とっさにオイゲンは左手の籠手で、ナイフでの攻撃を受け止める。

先ほどと同じように、ウロコの間に真樹のナイフが挟まり、抜けない状態になる。

「間近で見てあげると」と、オイゲンは真樹と数センチ程度まで顔を近づける。

「可愛いヒトだと言ってあげよう」

真樹は、力ずくでナイフを引き抜こうとするが、やはりびくともしなかった。

「無駄だと、言ってあげるよ。キミが『意志』を解放しなければ、ボクの『牙獣』は、噛みついたモノを絶対に離さない。そして」

真樹の脇に挟まれたオイゲンの右腕から、カシャッと音がした。

今まで手首側に開いていたウロコの刃が、逆に肘側に向かって開いた。

「この状態で、ボクが右腕を引き抜いてあげたら、どうなるかな? キミのキレイな肌をズタズタに引き裂いてあげられるよね」

真樹は、オイゲンの言葉など気にもかけず、さらに左脇に力をこめる。

オイゲンの口元がひきつり、右腕を強引に引き抜こうとする。

ところが、オイゲンの右腕はピクリとも動かすことができなかった。

(これは……)

オイゲンは、歯を食いしばるくらいに、右腕に力を注入するが、真樹の脇の下にがっちり挟まれた状態を崩すことはできなかった。

(『硬化』させたのか……)

オイゲンは、真樹のナイフが食いこんだ側の籠手の『ME』を『爆発』させる。

その衝撃で、真樹の右半身が突き飛ばされるが、左脇はオイゲンの腕を挟んだままの状態を維持した。

(クソ、外れない……この女子、強い……)

長めのホイッスル。

前半戦が終了した合図。

真樹は脇の力を緩め、オイゲンは真樹を傷つけないようウロコを閉じて、ゆっくりとした動作で籠手を引き抜いた。

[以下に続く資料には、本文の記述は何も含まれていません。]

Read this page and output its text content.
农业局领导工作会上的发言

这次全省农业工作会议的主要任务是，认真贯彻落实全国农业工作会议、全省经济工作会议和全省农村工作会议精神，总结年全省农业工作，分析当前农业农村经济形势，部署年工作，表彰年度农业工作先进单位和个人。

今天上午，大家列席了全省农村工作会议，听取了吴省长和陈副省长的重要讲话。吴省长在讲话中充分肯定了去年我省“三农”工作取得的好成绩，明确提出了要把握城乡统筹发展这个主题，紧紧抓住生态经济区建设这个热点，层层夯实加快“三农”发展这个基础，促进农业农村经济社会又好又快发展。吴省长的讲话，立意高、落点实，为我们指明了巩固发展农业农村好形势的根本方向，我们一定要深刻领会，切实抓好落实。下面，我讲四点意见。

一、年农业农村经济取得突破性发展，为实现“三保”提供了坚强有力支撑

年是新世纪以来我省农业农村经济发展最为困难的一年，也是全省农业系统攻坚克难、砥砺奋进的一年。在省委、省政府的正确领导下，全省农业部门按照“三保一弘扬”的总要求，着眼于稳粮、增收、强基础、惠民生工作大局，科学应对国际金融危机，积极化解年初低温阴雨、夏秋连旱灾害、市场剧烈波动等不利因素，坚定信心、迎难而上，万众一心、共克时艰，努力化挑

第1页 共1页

両者は背を向け合い、それぞれの『接続室(ジョイントルーム)』に戻っていった。

「ここまで来ると、さすがに簡単には勝たせてもらえないね」と、梨菜は言って、ため息を漏らす。

「初めての休憩時間(ハーフタイム)。真樹さん、後半戦はどう出るかな」

「まきね……」

ミキミキは、心配そうに、真樹のいる『接続室』に向かって、両手を合わせていた。